Goldman Sachs cut its 2026 India headline inflation forecast by 10 bps to 4.5% year-over-year, citing lower oil and gas price assumptions after reducing the near-term risk premium. India March CPI rose to 3.4% from 3.2% in February, in line with Goldman and consensus, while core inflation held at 3.4% and food inflation was lifted by vegetables. The bank sees April headline inflation at 3.8% year-over-year, but warns risks are skewed higher if Middle East-related input costs feed into core goods inflation.

Analysis

The immediate market implication is not just lower India CPI; it is a sharper probability distribution around policy easing and domestic duration outperformance. If inflation stays sub-4% for another print or two, real rates rise mechanically, giving the RBI more room to prioritize growth support without looking behind the curve. That tends to favor rate-sensitive domestic sectors first, while compressing the premium investors pay for inflation hedges embedded in Indian consumption names.

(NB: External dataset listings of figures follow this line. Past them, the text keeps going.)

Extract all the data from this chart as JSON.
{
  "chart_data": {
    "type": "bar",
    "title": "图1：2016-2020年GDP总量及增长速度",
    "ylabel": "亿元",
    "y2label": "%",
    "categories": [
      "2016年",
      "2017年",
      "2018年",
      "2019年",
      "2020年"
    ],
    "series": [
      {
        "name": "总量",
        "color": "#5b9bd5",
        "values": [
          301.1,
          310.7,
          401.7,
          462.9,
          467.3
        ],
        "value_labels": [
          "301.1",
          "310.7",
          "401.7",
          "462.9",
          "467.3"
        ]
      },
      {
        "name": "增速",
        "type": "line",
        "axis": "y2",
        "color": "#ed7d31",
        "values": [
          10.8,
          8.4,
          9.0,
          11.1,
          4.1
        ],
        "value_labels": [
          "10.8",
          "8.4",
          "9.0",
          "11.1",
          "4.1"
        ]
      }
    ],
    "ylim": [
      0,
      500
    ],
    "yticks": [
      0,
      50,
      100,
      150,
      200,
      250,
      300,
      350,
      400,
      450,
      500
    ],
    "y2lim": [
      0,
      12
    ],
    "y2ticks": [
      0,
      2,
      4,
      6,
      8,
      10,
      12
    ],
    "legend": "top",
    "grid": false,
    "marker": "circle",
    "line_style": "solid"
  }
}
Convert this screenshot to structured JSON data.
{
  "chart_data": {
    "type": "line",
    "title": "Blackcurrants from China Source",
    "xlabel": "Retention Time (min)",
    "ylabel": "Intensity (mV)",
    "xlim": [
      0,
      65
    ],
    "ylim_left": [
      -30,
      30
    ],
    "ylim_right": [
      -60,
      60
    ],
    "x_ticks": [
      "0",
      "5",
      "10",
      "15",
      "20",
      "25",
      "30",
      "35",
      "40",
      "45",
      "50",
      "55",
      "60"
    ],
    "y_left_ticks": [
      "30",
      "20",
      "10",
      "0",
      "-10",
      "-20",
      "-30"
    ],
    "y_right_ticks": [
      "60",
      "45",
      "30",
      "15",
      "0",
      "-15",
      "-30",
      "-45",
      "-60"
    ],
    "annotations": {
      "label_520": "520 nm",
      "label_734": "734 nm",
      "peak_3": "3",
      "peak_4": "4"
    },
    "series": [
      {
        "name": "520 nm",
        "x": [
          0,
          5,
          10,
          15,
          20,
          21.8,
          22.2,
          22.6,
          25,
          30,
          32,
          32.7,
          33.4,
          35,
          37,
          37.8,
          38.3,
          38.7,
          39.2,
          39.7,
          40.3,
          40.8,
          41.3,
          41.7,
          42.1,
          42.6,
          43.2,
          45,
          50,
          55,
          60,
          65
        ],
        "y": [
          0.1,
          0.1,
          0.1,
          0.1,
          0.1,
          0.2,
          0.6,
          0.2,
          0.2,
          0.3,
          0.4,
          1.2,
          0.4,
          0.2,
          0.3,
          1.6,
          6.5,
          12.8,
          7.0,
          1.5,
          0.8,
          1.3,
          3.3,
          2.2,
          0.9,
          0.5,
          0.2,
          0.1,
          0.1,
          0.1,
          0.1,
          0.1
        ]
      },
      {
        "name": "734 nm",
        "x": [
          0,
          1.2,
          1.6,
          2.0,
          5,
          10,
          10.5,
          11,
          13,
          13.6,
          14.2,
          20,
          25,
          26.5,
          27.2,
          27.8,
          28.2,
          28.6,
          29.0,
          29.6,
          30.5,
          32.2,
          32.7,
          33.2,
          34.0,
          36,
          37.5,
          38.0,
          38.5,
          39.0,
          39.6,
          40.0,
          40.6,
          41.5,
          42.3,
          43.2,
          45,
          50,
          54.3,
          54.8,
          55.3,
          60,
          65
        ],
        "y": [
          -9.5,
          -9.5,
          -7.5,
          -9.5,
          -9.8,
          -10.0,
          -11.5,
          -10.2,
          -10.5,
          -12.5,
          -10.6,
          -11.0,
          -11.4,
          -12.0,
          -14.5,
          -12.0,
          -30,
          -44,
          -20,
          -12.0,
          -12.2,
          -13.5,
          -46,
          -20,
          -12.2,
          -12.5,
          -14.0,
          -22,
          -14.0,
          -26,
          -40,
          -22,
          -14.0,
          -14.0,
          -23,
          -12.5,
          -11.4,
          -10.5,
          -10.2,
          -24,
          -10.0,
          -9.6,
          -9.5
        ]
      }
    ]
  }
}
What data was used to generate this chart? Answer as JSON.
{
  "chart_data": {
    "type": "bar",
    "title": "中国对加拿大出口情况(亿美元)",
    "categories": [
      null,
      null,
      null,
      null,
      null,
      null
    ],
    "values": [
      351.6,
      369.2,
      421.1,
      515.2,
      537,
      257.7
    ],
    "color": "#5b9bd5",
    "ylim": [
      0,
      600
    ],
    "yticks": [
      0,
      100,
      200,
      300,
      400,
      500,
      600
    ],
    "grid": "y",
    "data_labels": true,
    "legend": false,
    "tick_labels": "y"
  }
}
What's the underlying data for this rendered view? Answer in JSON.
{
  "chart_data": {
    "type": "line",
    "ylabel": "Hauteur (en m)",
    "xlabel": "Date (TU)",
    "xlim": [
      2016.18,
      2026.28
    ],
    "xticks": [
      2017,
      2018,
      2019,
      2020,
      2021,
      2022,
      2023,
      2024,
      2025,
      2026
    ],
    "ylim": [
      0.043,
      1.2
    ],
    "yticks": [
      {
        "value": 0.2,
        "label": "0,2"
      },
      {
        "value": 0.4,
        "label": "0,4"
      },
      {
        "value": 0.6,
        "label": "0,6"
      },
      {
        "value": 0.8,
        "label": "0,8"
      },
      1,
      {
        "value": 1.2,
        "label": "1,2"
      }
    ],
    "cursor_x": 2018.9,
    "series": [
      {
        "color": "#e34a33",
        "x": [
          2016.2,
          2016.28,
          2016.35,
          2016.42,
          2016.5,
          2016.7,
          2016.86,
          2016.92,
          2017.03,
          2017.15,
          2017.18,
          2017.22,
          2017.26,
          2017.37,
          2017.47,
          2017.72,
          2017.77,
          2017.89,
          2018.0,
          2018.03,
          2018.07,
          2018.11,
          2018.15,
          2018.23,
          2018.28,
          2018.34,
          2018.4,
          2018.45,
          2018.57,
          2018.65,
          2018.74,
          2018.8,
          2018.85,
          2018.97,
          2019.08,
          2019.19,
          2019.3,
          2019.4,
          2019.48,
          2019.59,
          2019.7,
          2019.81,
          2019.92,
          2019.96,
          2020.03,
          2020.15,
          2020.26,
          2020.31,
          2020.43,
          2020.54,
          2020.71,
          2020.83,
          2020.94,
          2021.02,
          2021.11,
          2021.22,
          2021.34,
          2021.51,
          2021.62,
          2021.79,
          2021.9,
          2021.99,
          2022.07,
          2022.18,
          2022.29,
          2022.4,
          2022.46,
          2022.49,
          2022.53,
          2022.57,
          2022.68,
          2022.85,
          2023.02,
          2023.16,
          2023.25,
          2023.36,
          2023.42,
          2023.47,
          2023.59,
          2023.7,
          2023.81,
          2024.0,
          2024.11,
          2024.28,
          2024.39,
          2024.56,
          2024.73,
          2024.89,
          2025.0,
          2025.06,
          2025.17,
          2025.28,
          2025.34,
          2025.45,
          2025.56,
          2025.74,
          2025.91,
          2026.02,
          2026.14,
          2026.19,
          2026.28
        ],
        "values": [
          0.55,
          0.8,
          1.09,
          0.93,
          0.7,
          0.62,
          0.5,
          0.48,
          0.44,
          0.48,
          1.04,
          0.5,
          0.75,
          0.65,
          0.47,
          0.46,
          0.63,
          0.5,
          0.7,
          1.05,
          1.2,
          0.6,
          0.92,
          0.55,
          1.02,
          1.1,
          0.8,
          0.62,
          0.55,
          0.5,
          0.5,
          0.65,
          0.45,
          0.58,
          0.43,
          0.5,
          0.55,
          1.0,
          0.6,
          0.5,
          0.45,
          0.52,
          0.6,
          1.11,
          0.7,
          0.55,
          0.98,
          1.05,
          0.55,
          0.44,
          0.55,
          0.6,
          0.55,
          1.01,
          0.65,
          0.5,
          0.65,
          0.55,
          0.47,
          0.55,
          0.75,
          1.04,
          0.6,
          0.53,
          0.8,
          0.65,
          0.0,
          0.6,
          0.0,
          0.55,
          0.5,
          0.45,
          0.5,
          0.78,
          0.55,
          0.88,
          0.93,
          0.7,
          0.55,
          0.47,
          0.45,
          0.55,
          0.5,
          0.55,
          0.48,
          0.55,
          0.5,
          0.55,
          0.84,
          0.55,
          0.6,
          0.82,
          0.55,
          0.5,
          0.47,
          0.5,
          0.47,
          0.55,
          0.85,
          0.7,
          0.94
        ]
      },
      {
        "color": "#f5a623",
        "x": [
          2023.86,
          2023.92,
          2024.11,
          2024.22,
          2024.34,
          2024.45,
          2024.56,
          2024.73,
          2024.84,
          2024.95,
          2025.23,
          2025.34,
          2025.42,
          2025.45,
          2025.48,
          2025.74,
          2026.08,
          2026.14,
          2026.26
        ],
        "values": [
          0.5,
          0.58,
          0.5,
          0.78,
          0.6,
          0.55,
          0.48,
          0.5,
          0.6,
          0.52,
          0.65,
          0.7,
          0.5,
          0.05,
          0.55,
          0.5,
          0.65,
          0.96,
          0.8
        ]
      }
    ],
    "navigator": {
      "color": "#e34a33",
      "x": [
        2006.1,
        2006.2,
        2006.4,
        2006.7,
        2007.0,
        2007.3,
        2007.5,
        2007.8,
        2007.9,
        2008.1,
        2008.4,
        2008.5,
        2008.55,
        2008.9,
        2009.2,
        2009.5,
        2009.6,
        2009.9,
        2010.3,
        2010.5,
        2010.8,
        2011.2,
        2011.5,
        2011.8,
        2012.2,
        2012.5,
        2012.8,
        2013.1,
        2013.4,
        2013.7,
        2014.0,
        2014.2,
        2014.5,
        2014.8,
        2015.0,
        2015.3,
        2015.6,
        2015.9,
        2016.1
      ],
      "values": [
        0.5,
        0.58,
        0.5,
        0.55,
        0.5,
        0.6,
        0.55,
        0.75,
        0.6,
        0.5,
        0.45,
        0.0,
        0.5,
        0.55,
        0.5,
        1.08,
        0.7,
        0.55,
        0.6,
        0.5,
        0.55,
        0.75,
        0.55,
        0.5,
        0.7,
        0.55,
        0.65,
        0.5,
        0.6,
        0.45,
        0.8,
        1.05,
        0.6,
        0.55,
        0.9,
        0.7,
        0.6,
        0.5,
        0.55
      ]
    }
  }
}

The second-order effect sits in energy transmission. Lower crude assumptions are disinflationary for India’s broad basket, but the bigger signal is reduced imported-input pressure for core goods over the next 1-2 quarters; that matters more for margins than for headline CPI. The risk is that a Middle East supply shock only needs to be short-lived to reprice freight, plastics, chemicals, and transport costs upward before headline CPI fully reflects it, creating a lagged earnings headwind even if CPI looks manageable. Consensus may be underestimating how asymmetric this is for Indian cyclicals: downside from softer oil is gradual, while upside from a blockade scenario is abrupt and tends to hit multiples before the CPI data catches up. The market will likely focus on the next 2-6 weeks of imported inflation expectations, not the 2026 forecast revision, so the right lens is earnings revision risk rather than macro optics. In that setup, the best shorts are businesses with weak pass-through and high energy intensity, while the best longs are domestically funded rate sensitives with clean balance sheets.